Empirical Exchange Rate Issues

Ferraro, Domenico, Kenneth Rogoff, and Barbara Rossi. 2015. “Can Oil Prices Forecast Exchange Rates?” 54 (June): 116-141. JIMF Abstract

This paper investigates whether oil prices have a reliable and stable out-of-sample relationship with the Canadian/U.S dollar nominal exchange rate. Despite state-of-the-art methodologies, we find little systematic relation between oil prices and the exchange rate at the monthly and quarterly frequencies. In contrast, the main contribution is to show the existence of a very short-term relationship at the daily frequency, which is rather robust and holds no matter whether we use contemporaneous (realized) or lagged oil prices in our regression. However, in the latter case the predictive ability is ephemeral, mostly appearing after instabilities have been appropriately taken into account.

Meese, Richard, and Kenneth Rogoff. 1988. “Was It Real? The Exchange Rate-Interest Differential Relation over the Modern Floating-Rate Period.” Journal of Finance 43 (4): 933-948. Download from JSTOR Abstract

In this paper, we explore the relationship between real exchange rates and real interest rate differentials in the United States, Germany, Japan, and the United Kingdom. Contrary to theories based on the joint hypothesis that domestic prices are sticky and monetary disturbances are predominant, we find little evidence of a stable relationship between real interest rates and real exchange rates. We consider both in-sample and out-of-sample tests. One hypothesis that is consistent with our findings is that real disturbances (such as productivity shocks) may be a major source of exchange rate volatility.

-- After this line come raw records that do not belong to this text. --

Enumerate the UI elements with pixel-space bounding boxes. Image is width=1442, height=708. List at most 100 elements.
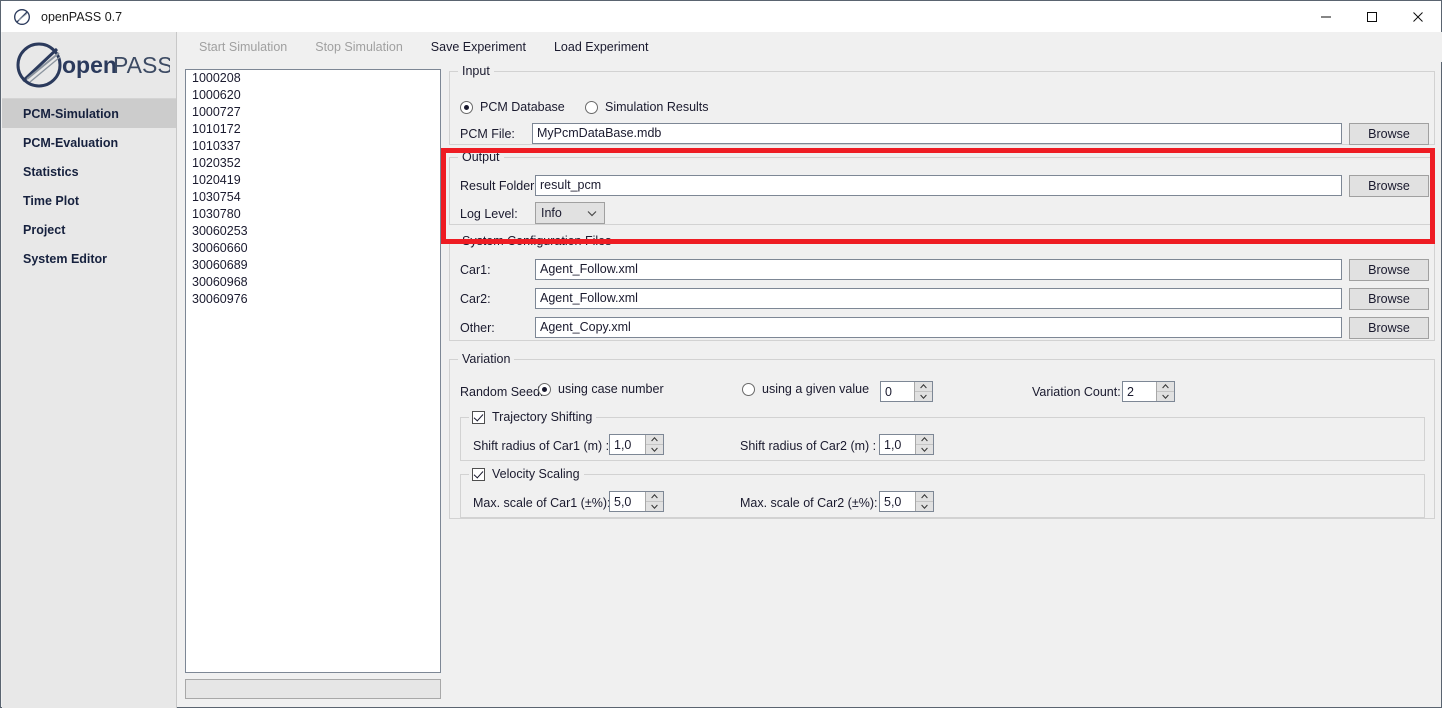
radio-using-given-value[interactable]: using a given value — [742, 382, 869, 396]
spinner-down-icon — [1157, 392, 1174, 401]
variation-count-spinner[interactable]: 2 — [1122, 381, 1175, 402]
given-value: 0 — [885, 384, 892, 399]
max-scale-car2-value: 5,0 — [884, 494, 902, 509]
spinner-down-icon — [646, 502, 663, 511]
list-item[interactable]: 30060689 — [186, 257, 440, 274]
sidebar-nav: PCM-Simulation PCM-Evaluation Statistics Ti… — [2, 99, 176, 273]
system-config-group: System Configuration Files Car1: Agent_Fo… — [449, 234, 1435, 341]
trajectory-shifting-checkbox[interactable] — [472, 410, 485, 424]
sidebar-item-pcm-simulation[interactable]: PCM-Simulation — [2, 99, 176, 128]
list-item[interactable]: 30060968 — [186, 274, 440, 291]
sidebar-item-statistics[interactable]: Statistics — [2, 157, 176, 186]
list-item[interactable]: 1030780 — [186, 206, 440, 223]
menu-item-load-experiment[interactable]: Load Experiment — [540, 32, 663, 62]
max-scale-car1-label: Max. scale of Car1 (±%): — [473, 496, 611, 510]
list-item[interactable]: 1000208 — [186, 70, 440, 87]
sidebar-item-label: Time Plot — [23, 193, 80, 208]
maximize-icon — [1367, 11, 1377, 22]
trajectory-shifting-legend[interactable]: Trajectory Shifting — [469, 410, 597, 424]
list-item[interactable]: 1010337 — [186, 138, 440, 155]
spinner-arrows[interactable] — [914, 382, 932, 401]
result-folder-input[interactable]: result_pcm — [535, 175, 1342, 196]
spinner-down-icon — [916, 502, 933, 511]
shift-radius-car2-label: Shift radius of Car2 (m) : — [740, 439, 877, 453]
main-content: Input PCM Database Simulation Results PC… — [449, 64, 1435, 707]
title-bar: openPASS 0.7 — [1, 1, 1441, 32]
maximize-button[interactable] — [1349, 1, 1395, 32]
sysconfig-browse-button-2[interactable]: Browse — [1349, 317, 1429, 339]
velocity-scaling-label: Velocity Scaling — [492, 467, 580, 481]
shift-radius-car1-spinner[interactable]: 1,0 — [609, 434, 664, 455]
list-item[interactable]: 30060253 — [186, 223, 440, 240]
max-scale-car1-spinner[interactable]: 5,0 — [609, 491, 664, 512]
radio-using-case-number[interactable]: using case number — [538, 382, 664, 396]
given-value-spinner[interactable]: 0 — [880, 381, 933, 402]
pcm-file-browse-button[interactable]: Browse — [1349, 123, 1429, 145]
spinner-down-icon — [646, 445, 663, 454]
sidebar-logo: open PASS — [2, 32, 176, 99]
spinner-arrows[interactable] — [915, 492, 933, 511]
minimize-button[interactable] — [1303, 1, 1349, 32]
velocity-scaling-legend[interactable]: Velocity Scaling — [469, 467, 584, 481]
output-group-legend: Output — [458, 150, 504, 164]
sysconfig-label-1: Car2: — [460, 292, 491, 306]
list-item[interactable]: 1030754 — [186, 189, 440, 206]
sysconfig-input-1[interactable]: Agent_Follow.xml — [535, 288, 1342, 309]
sysconfig-input-2[interactable]: Agent_Copy.xml — [535, 317, 1342, 338]
sysconfig-input-0[interactable]: Agent_Follow.xml — [535, 259, 1342, 280]
case-list[interactable]: 1000208 1000620 1000727 1010172 1010337 10203… — [185, 69, 441, 673]
spinner-arrows[interactable] — [645, 492, 663, 511]
result-folder-browse-button[interactable]: Browse — [1349, 175, 1429, 197]
radio-simulation-results[interactable]: Simulation Results — [585, 100, 709, 114]
sysconfig-browse-button-1[interactable]: Browse — [1349, 288, 1429, 310]
spinner-arrows[interactable] — [645, 435, 663, 454]
openpass-logo-icon — [14, 8, 30, 25]
spinner-up-icon — [915, 382, 932, 392]
pcm-file-label: PCM File: — [460, 127, 515, 141]
chevron-down-icon — [587, 206, 597, 220]
spinner-up-icon — [916, 492, 933, 502]
list-item[interactable]: 1020352 — [186, 155, 440, 172]
menu-item-save-experiment[interactable]: Save Experiment — [417, 32, 540, 62]
sidebar-item-label: PCM-Evaluation — [23, 135, 119, 150]
spinner-arrows[interactable] — [1156, 382, 1174, 401]
sidebar: open PASS PCM-Simulation PCM-Evaluation St… — [2, 32, 177, 708]
input-group: Input PCM Database Simulation Results PC… — [449, 64, 1435, 145]
close-button[interactable] — [1395, 1, 1441, 32]
menu-item-stop-simulation: Stop Simulation — [315, 40, 403, 54]
radio-dot-icon — [742, 382, 755, 396]
pcm-file-input[interactable]: MyPcmDataBase.mdb — [532, 123, 1342, 144]
spinner-up-icon — [646, 492, 663, 502]
radio-simulation-results-label: Simulation Results — [605, 100, 709, 114]
sidebar-item-project[interactable]: Project — [2, 215, 176, 244]
list-item[interactable]: 1000727 — [186, 104, 440, 121]
menu-item-start-simulation: Start Simulation — [199, 40, 288, 54]
sidebar-item-system-editor[interactable]: System Editor — [2, 244, 176, 273]
shift-radius-car2-spinner[interactable]: 1,0 — [879, 434, 934, 455]
list-item[interactable]: 1000620 — [186, 87, 440, 104]
max-scale-car2-spinner[interactable]: 5,0 — [879, 491, 934, 512]
list-item[interactable]: 1010172 — [186, 121, 440, 138]
list-item[interactable]: 30060976 — [186, 291, 440, 308]
velocity-scaling-group: Velocity Scaling Max. scale of Car1 (±%)… — [460, 467, 1425, 518]
sidebar-item-pcm-evaluation[interactable]: PCM-Evaluation — [2, 128, 176, 157]
menu-bar: Start Simulation Stop Simulation Save Expe… — [177, 32, 1442, 62]
log-level-label: Log Level: — [460, 207, 518, 221]
spinner-arrows[interactable] — [915, 435, 933, 454]
list-item[interactable]: 30060660 — [186, 240, 440, 257]
velocity-scaling-checkbox[interactable] — [472, 467, 485, 481]
radio-using-case-number-label: using case number — [558, 382, 664, 396]
svg-text:PASS: PASS — [113, 52, 170, 78]
sidebar-item-time-plot[interactable]: Time Plot — [2, 186, 176, 215]
application-window: openPASS 0.7 open PASS PCM-Simulation PC… — [0, 0, 1442, 708]
close-icon — [1413, 11, 1423, 22]
radio-pcm-database[interactable]: PCM Database — [460, 100, 565, 114]
radio-using-given-value-label: using a given value — [762, 382, 870, 396]
list-item[interactable]: 1020419 — [186, 172, 440, 189]
sidebar-item-label: System Editor — [23, 251, 108, 266]
input-group-legend: Input — [458, 64, 494, 78]
log-level-select[interactable]: Info — [535, 202, 605, 224]
sidebar-item-label: PCM-Simulation — [23, 106, 119, 121]
sysconfig-browse-button-0[interactable]: Browse — [1349, 259, 1429, 281]
system-config-legend: System Configuration Files — [458, 234, 616, 248]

Rogoff, Kenneth. 1992. “Traded Goods Consumption Smoothing and the Random Walk Behavior of the Real Eschange Rate.” Monetary and and Economic Studies 10: 1-29. NBER Abstract

Conventional explanations of the near random walk behavior of real exchange rates rely on near random walk behavior in the underlying fundamentals (e.g.. tastes and technology). The present paper offers an alternative rationale, based on a fixed-factor neoclassical model with traded and non-traded goods. The basic idea is that with open capital markets, agents can smooth their consumption of tradeables in the face of transitory traded goods productivity shocks. Agents cannot smooth non-traded goods productivity shocks, but if these are relatively small (as is often argued to be the case) then traded goods consumption smoothing will lead to smoothing of the intra-temporal price of traded and non-traded goods. The (near) random walk implications of the model for the real exchange rate are in stark contrast to the empirical predictions of the classic Balassa-Samuelson model. The paper applies the model to the yen/dollar exchange rate over the floating rate period.

Froot, Ken, and Kenneth Rogoff. 1995. “Perspectives on PPP and Long-Run Real Exchange Rates.” Handbook of International Economics, 3: 1647-88. Abstract

This paper reviews the large and growing literature which tests PPP and other models of the long-run real exchange rate. We distinguish three different stages of PPP testing and focus on what has been learned from each. The most important overall lesson has been that the real exchange rate appears stationary over sufficiently long horizons. Simple, univariate random walk specifications can be rejected in favor of stationary alternatives. However, we argue that multivariate tests, which ask whether any linear combination of prices and exchange rates are stationary, have not necessarily provided meaningful rejections of nonstationarity. We also review a number of other theories of the long run real exchange rate -- including the Balassa-Samuelson hypothesis -- as well as the evidence supporting them. We argue that the persistence of real exchange rate movements can be generated by a number of sensible models and that Balassa- Samuelson effects seem important, but mainly for countries with widely disparate levels of income of growth. Finally, this paper presents new evidence testing the law of one price on 200 years of historical commodity price data for England and France, and uses a century of data from Argentina to test the possibility of sample-selection bias in tests of long-run PPP.

Rogoff, Kenneth. 1984. “On the Effects of Sterilized Intervention: An Analysis of Weekly Data.” Journal of Monetary Economics 14: 133-150. Abstract

As the recent empirical studies surveyed here illustrate, it is very difficult to demonstrate that the exchange rate risk premium depends (through a portfolio balance channel) on the currency composition of outside assets. The existence of a 'portfolio balance effect' is a necessary condition for sterilized intervention to be a genuinely independent tool of monetary policy. This paper studies U.S./Canada data, and attempts to improve on earlier studies by using higher frequency (weekly) data and by implementing an appropriate instrumental variables technique (2S2SLS). However, we still fail to detect evidence of a portfolio balance effect.